Hume’s Philosophy in Historical Perspective est un recueil des études que Michael Alexander Stewart a consacrées à David Hume, de ses premières publications sur cet auteur jusqu’aux dernières parues originellement dans différentes revues. Au total quatorze publications, réparties en quatorze chapitres, replacent la pensée de David Hume dans son contexte historique. Une telle mise en perspective se situe à la jonction de l’histoire et de l’histoire de la philosophie, en prenant notamment en compte le contexte des Lumières écossaises. Ces publications sont précédées d’une introduction rédigée par James A. Harris et John P. Wright. Dans chaque étude, M. A. Stewart met en lumière les contraintes contextuelles et circonstancielles qui ont façonné l’émergence de la pensée morale, politique et historique de Hume. Ainsi, son travail se situe dans l’espace toujours fécond d’une rencontre, que Hume lui-même a souhaitée au fondement de sa philosophie, entre une philosophie empiriste, sceptique et critique à l’égard de la tradition philosophique. Les recherches ici réunies nous permettent de mieux comprendre l’intensité et la profondeur de la pensée du philosophe. Dans le souci toujours constant de replacer ses idées et l’émergence de sa philosophie dans leur contexte historique, cet ouvrage explore également le rôle d’historien de Hume. En tant qu’historien, celui-ci a connu un grand succès en Angleterre, en France et dans toute l’Europe (chapitre 1, « Hume, David (1711-1776), Scottish Philosopher and Historian »). L’Histoire d’Angleterre paraît entre 1754 et 1762. Les premiers volumes la traite au XVIIe siècle en mettant l’accent sur les monarques Stuart. La réception de ces écrits historiques a été positive et a contribué à consolider la réputation de Hume en tant qu’historien (p. 16 et p. 67).

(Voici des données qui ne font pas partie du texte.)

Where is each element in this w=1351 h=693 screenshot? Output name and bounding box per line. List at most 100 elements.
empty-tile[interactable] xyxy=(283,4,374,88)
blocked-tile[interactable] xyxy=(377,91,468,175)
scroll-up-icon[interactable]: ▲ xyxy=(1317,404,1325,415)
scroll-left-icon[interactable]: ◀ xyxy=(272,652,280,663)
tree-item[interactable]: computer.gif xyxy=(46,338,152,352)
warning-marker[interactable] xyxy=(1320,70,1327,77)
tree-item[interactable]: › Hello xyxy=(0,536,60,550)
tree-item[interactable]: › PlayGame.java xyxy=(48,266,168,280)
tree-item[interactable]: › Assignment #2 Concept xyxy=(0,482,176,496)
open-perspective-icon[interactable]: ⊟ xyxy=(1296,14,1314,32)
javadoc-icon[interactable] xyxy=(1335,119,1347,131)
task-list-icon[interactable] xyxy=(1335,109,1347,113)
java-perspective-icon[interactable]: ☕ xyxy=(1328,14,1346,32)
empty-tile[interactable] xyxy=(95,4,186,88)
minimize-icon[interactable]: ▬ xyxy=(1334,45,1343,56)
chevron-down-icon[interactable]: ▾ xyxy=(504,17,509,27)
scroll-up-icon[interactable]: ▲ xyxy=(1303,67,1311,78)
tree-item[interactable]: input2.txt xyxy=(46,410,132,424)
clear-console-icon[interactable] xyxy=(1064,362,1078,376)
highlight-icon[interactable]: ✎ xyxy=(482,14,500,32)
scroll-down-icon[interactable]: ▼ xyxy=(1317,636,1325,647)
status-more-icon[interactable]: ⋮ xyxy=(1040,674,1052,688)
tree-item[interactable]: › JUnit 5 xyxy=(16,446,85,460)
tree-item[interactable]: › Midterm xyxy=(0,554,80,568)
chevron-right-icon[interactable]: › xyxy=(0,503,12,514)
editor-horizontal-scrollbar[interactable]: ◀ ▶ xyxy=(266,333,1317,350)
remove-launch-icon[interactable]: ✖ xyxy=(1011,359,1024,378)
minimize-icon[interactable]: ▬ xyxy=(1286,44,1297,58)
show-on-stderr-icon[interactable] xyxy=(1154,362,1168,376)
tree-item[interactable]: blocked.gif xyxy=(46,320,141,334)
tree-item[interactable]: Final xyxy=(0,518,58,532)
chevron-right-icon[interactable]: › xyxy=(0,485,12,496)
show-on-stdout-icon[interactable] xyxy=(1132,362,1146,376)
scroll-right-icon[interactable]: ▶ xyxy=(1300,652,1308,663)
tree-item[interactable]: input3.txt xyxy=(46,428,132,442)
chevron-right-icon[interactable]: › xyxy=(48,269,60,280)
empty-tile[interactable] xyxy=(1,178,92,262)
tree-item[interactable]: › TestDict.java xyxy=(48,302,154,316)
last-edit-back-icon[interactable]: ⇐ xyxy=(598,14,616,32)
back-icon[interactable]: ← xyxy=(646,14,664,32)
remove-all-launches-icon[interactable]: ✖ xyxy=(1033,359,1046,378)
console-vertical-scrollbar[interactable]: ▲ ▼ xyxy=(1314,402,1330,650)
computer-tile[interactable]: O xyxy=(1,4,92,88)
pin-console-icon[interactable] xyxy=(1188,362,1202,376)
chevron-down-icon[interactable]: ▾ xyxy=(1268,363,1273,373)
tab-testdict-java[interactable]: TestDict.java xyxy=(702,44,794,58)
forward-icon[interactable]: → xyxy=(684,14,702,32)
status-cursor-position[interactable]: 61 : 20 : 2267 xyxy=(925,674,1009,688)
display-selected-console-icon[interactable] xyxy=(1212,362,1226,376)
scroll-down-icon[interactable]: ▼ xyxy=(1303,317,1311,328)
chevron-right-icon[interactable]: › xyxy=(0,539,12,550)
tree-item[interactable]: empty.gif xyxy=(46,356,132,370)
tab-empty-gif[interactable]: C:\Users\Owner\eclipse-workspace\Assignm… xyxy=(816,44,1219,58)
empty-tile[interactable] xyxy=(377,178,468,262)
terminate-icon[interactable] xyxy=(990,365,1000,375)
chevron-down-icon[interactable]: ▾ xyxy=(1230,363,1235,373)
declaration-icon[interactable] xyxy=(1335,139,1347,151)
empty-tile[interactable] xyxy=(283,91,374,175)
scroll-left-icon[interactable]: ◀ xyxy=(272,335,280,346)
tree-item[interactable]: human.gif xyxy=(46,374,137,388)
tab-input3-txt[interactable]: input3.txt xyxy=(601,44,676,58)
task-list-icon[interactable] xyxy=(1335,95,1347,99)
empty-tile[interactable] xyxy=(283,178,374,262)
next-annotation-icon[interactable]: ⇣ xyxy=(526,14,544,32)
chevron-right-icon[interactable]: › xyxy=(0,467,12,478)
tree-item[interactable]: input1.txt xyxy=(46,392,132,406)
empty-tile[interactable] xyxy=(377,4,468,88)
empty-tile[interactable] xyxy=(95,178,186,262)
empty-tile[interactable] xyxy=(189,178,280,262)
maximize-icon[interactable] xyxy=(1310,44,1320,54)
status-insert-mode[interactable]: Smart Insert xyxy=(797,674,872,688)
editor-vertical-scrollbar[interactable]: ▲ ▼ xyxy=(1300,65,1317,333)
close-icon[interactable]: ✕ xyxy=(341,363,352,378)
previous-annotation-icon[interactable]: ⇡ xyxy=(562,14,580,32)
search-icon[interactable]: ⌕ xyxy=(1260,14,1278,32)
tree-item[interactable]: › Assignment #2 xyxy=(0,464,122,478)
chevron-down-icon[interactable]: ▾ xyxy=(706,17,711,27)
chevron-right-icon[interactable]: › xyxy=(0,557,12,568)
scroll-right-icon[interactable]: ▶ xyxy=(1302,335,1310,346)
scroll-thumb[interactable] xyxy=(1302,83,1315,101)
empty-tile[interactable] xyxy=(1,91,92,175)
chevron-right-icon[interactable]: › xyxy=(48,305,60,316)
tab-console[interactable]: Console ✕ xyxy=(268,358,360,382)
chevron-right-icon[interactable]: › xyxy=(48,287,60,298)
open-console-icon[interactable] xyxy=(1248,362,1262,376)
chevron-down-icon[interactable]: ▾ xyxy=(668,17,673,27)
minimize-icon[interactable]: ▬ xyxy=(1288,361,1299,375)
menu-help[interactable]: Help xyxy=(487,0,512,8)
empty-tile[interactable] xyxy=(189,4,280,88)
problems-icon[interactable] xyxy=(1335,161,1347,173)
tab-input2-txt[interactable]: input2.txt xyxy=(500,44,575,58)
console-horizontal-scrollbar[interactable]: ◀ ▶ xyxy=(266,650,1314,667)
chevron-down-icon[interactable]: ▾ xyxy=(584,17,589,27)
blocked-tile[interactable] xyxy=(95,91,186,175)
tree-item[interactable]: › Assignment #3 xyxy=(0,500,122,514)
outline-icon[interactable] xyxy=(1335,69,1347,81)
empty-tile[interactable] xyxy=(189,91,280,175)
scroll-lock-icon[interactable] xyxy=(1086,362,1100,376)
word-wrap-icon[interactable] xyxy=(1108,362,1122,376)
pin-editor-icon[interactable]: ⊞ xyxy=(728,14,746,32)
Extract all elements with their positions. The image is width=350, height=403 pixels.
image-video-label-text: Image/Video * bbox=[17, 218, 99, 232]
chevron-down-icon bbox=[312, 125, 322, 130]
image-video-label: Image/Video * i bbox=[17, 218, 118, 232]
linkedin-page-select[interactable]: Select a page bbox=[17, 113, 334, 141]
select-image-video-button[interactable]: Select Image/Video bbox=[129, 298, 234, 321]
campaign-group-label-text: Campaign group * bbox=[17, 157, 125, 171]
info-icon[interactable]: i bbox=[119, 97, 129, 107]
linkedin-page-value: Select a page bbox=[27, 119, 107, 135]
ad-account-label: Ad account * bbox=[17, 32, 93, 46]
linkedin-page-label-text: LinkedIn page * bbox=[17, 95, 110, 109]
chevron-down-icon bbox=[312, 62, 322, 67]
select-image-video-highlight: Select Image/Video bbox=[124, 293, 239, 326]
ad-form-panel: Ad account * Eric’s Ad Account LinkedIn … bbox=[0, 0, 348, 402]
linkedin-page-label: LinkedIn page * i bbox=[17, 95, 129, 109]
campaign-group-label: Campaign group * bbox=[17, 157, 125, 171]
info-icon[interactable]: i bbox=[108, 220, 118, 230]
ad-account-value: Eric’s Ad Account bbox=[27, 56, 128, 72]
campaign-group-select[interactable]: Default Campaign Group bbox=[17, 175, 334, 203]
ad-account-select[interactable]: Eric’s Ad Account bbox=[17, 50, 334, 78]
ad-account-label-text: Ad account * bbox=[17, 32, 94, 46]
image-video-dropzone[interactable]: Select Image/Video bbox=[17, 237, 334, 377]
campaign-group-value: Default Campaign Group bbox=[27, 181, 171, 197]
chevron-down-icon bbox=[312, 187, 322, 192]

Le chapitre 2, « The Scottish Enlightenment », replace la pensée de Hume dans le contexte du siècle des Lumières et interroge les liens qu’il a entretenus avec les philosophes écossais, particulièrement avec Francis Hutcheson, mais aussi avec les critiques des philosophes de tendance lockéenne (Thomas Halyburton et Archibald Campbell). Sa pensée sceptique a suscité beaucoup de réactions négatives, qui sont analysées dans ce chapitre : citons les noms de Henry Home of Kames, Thomas Reid, Dugald Stewart ou Thomas Brown. L’ouvrage s’intéresse aussi à la place occupée par David Hume dans les débats sur la religion et ses fondements épistémologiques.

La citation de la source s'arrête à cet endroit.